Through techniques like "letters of comfort," "letters of undertaking," and stock collaterals, businesses can cut the cost of borrowing on bank loans and bonds while also raising their credit ratings a few notches.

July 04, 2022 10:36 IST | India Infoline News Service
Credit rating companies have been directed by the Securities and Exchange Board of India (SEBI) to submit information on all corporates whose ratings are supported by promoter or parent guarantees and share pledges. The capital market regulator has also asked for information on businesses that have consistently refused to disclose data with rating agencies, frequently for years.

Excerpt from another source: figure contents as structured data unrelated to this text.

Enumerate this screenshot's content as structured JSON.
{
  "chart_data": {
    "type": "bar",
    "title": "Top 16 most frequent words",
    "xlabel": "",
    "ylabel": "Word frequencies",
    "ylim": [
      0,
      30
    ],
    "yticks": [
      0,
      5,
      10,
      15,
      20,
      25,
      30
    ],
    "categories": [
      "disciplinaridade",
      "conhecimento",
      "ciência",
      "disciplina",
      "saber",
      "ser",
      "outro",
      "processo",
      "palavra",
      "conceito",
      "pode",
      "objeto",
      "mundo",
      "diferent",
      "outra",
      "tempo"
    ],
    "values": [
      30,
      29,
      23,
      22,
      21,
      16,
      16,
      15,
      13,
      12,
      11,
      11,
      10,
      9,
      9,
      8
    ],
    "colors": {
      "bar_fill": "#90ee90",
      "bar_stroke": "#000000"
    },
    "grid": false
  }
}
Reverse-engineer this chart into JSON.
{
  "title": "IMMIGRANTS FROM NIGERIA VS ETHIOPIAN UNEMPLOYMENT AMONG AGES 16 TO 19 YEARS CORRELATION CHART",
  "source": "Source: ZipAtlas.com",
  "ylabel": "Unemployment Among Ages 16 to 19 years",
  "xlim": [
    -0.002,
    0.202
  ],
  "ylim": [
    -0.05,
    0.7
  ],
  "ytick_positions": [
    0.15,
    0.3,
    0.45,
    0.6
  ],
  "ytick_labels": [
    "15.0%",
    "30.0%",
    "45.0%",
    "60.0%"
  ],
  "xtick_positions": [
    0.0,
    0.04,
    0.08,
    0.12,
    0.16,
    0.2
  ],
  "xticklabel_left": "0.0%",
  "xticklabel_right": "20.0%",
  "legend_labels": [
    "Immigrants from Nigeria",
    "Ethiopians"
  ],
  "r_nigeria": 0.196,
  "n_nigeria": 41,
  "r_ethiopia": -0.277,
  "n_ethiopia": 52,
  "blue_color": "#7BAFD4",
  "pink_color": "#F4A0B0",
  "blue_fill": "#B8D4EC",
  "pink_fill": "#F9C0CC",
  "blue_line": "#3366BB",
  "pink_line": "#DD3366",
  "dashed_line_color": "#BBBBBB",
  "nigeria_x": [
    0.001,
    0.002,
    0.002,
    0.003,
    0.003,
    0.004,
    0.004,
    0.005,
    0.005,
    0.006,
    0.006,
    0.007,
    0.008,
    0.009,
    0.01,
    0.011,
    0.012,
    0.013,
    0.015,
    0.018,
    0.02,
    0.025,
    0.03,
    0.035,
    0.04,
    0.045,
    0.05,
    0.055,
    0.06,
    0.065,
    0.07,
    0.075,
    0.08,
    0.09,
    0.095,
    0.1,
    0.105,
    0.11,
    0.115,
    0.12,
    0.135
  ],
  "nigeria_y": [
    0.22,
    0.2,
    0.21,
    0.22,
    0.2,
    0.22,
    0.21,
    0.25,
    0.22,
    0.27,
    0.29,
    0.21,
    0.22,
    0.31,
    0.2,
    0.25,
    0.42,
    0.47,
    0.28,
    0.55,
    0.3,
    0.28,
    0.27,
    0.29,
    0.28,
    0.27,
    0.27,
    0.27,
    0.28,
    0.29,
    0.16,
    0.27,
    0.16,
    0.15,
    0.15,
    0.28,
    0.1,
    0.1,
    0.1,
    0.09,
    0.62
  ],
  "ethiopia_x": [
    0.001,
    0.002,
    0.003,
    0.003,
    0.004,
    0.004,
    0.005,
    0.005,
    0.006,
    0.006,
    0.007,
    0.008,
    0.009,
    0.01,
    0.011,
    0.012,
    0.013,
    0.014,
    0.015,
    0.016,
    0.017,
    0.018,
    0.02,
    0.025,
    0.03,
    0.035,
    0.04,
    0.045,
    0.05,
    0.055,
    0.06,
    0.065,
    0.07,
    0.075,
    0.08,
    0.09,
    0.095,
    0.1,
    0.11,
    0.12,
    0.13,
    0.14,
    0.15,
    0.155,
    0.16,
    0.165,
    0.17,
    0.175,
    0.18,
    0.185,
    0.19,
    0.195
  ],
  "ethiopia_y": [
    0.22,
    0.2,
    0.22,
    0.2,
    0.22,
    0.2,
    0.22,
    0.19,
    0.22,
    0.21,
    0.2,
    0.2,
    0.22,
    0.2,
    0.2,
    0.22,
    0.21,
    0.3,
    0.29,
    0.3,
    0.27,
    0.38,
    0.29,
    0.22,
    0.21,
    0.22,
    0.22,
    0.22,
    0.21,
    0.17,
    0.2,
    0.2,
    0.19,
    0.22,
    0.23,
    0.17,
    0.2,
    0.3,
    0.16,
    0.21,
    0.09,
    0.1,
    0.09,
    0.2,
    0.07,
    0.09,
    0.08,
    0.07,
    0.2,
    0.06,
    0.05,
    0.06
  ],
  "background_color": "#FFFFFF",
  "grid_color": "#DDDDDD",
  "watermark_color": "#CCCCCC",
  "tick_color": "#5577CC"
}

Through techniques like "letters of comfort," "letters of undertaking," and stock collaterals, businesses can cut the cost of borrowing on bank loans and bonds while also raising their credit ratings a few notches. After the Reserve Bank of India (RBI) expressed its concerns about these arrangements, describing them as "diluted and non-prudent support systems," Sebi sought data from the companies.

According to the central bank, even supports that seem to be more enforceable and commonplace, like "corporate guarantees" from the parent holding companies or group flagships, can be used to improve credit ratings only if there is a clear deadline for lenders to use the guarantees.

"The data on the number of enterprises with "credit enhancement," the type of support used for the purpose, and the names of the companies have already been submitted by the rating companies. The RBI's instructions are just for the banks that it oversees, while Sebi, which has permitted rating improvements through supports, sets the standards for rating other marketable debt instruments like debentures.

As a result, two authorities now have opposing views on the ratings that corporations use to raise thousands of crores of debt,” stated a source familiar of the event.

The risks associated with rating businesses that refuse to share their financials and other information are another issue that rating agencies expect SEBI to address. It's a concern, especially for unlisted companies that aren't required to provide data and sensitive information to stock markets on a regular basis.

In addition to withholding information from rating agencies, these businesses are protected by their bankers, who are reluctant to discuss a loan failure that only consortium banks are aware of.

Nearly 90% of the 50,000 debt ratings are for bank loans. Banks choose rated loans since they can earmark a bit less capital and increase their capital adequacy ratio due to a reduced regulatory risk weightage on such rated assets.